2. Infrastructure Reproductible : Publication du code source de l'infrastructure de test (AttackBed) et des scripts d'automatisation des attaques.
3. Analyse des Manifestations d'Attaque : Une étude approfondie de la façon dont les attaques se manifestent dans les logs (observabilité des commandes, fréquences d'événements, métriques de performance).
4. Évaluation Illustrative : Une étude de cas utilisant un LLM (ChatGPT) pour interpréter les logs du CAM-LDS en mode zero-shot (sans entraînement préalable).

4. Résultats et Analyse

A. Caractéristiques des Manifestations d'Attaque

L'analyse des logs révèle quatre types de manifestations :

• Absence de traces : Certaines étapes n' génèrent aucun log observable.
• Manifestations directes : Les commandes exécutées apparaissent explicitement dans les logs (notamment dans les logs d'audit).
• Manifestations indirectes : Changements de configuration, fréquences anormales d'événements (ex: scans de ports générant des milliers de logs), ou modifications de métriques système (CPU, charge).
• Limites des IDS : Sur les 198 étapes d'attaque générant des logs, seuls 43 ont déclenché des alertes de sévérité "Low" à "High" sur les IDS par défaut. La majorité des étapes (155) sont restées indétectées par signature, soulignant les limites des approches purement basées sur des règles.

B. Évaluation de l'Interprétation par LLM

Les auteurs ont soumis des extraits de logs (échantillonnés aléatoirement) à ChatGPT pour qu'il classe les attaques selon MITRE ATT&CK.

• Performance :
  • Environ 1/3 des étapes d'attaque ont été classées avec une précision parfaite (la technique correcte en première position).
  • Un autre tiers a été classé de manière adéquate (la technique correcte dans le top 10).
  • Le dernier tiers a échoué, souvent en raison de l'absence de commandes explicites dans les logs ou d'un manque de contexte.
• Facteurs d'Influence :
  • La précision est nettement supérieure lorsque les commandes d'attaque sont visibles dans les logs (audit + autres sources).
  • Les étapes générant un volume élevé d'événements (ex: scans) sont mieux interprétées.
  • La présence d'alertes IDS améliore significativement la classification.
• Capacité Sémantique : Le LLM a démontré une capacité à corréler des événements de sources multiples (ex: requêtes web + logs d'exécution + alertes d'applications) pour déduire l'intention de l'attaquant, imitant le raisonnement d'un analyste humain.

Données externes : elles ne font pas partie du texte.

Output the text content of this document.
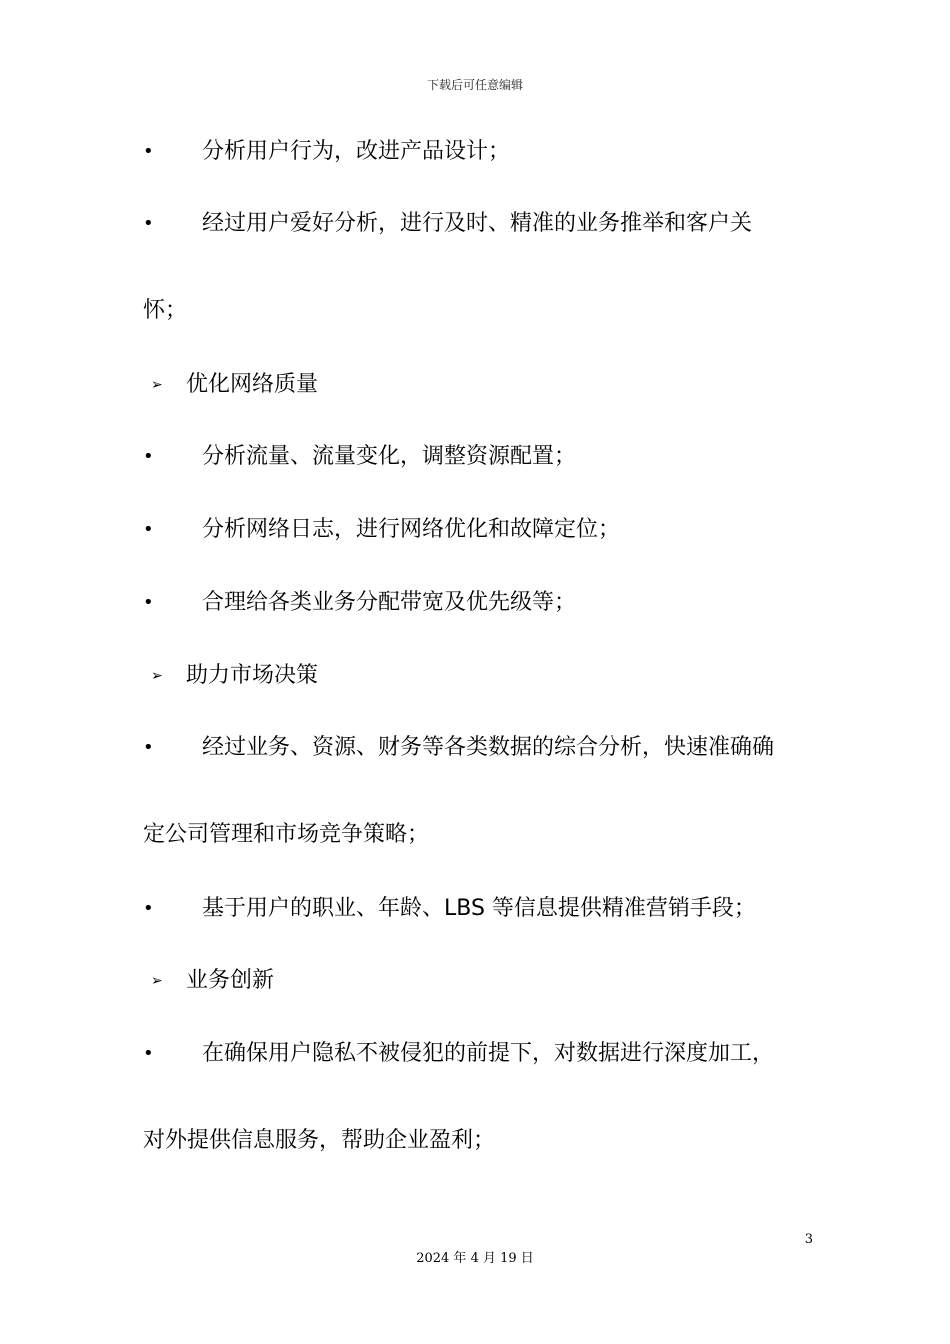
下载后可任意编辑
• 分析用户行为，改进产品设计；
• 经过用户爱好分析，进行及时、精准的业务推举和客户关
怀；
➢ 优化网络质量
• 分析流量、流量变化，调整资源配置；
• 分析网络日志，进行网络优化和故障定位；
• 合理给各类业务分配带宽及优先级等；
➢ 助力市场决策
• 经过业务、资源、财务等各类数据的综合分析，快速准确确
定公司管理和市场竞争策略；
• 基于用户的职业、年龄、LBS 等信息提供精准营销手段；
➢ 业务创新
• 在确保用户隐私不被侵犯的前提下，对数据进行深度加工，
对外提供信息服务，帮助企业盈利；
3
2024 年 4 月 19 日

5. Signification et Implications

• Potentiel des LLM : Les résultats confirment que les LLM peuvent extraire des modèles sémantiques significatifs des logs bruts et interpréter des attaques complexes sans entraînement spécifique, offrant un potentiel majeur pour l'automatisation des centres d'opérations de sécurité (SOC).
• Complémentarité : L'interprétation par LLM ne remplace pas les IDS mais les complète, capable de détecter des menaces que les signatures manquent et d'expliquer le "pourquoi" d'une alerte.
• Reproductibilité : La disponibilité du CAM-LDS et de l'infrastructure permet à la communauté scientifique de comparer objectivement les méthodes d'analyse de logs.
• Limites et Perspectives :
  • Le jeu de données est limité à Linux ; des travaux futurs sont nécessaires pour Windows.
  • L'évaluation actuelle est en zero-shot ; le fine-tuning pourrait améliorer les performances.
  • L'intégration de données contextuelles (configurations système, inventaire d'actifs) et de l'historique des étapes d'attaque (chaîne de kill) pourrait renforcer la précision des LLM.

En conclusion, ce papier établit une nouvelle base pour la recherche sur la sécurité automatisée, démontrant que l'interprétation sémantique des logs par l'IA est une voie viable pour surmonter les limites des méthodes traditionnelles face à la complexité croissante des cybermenaces.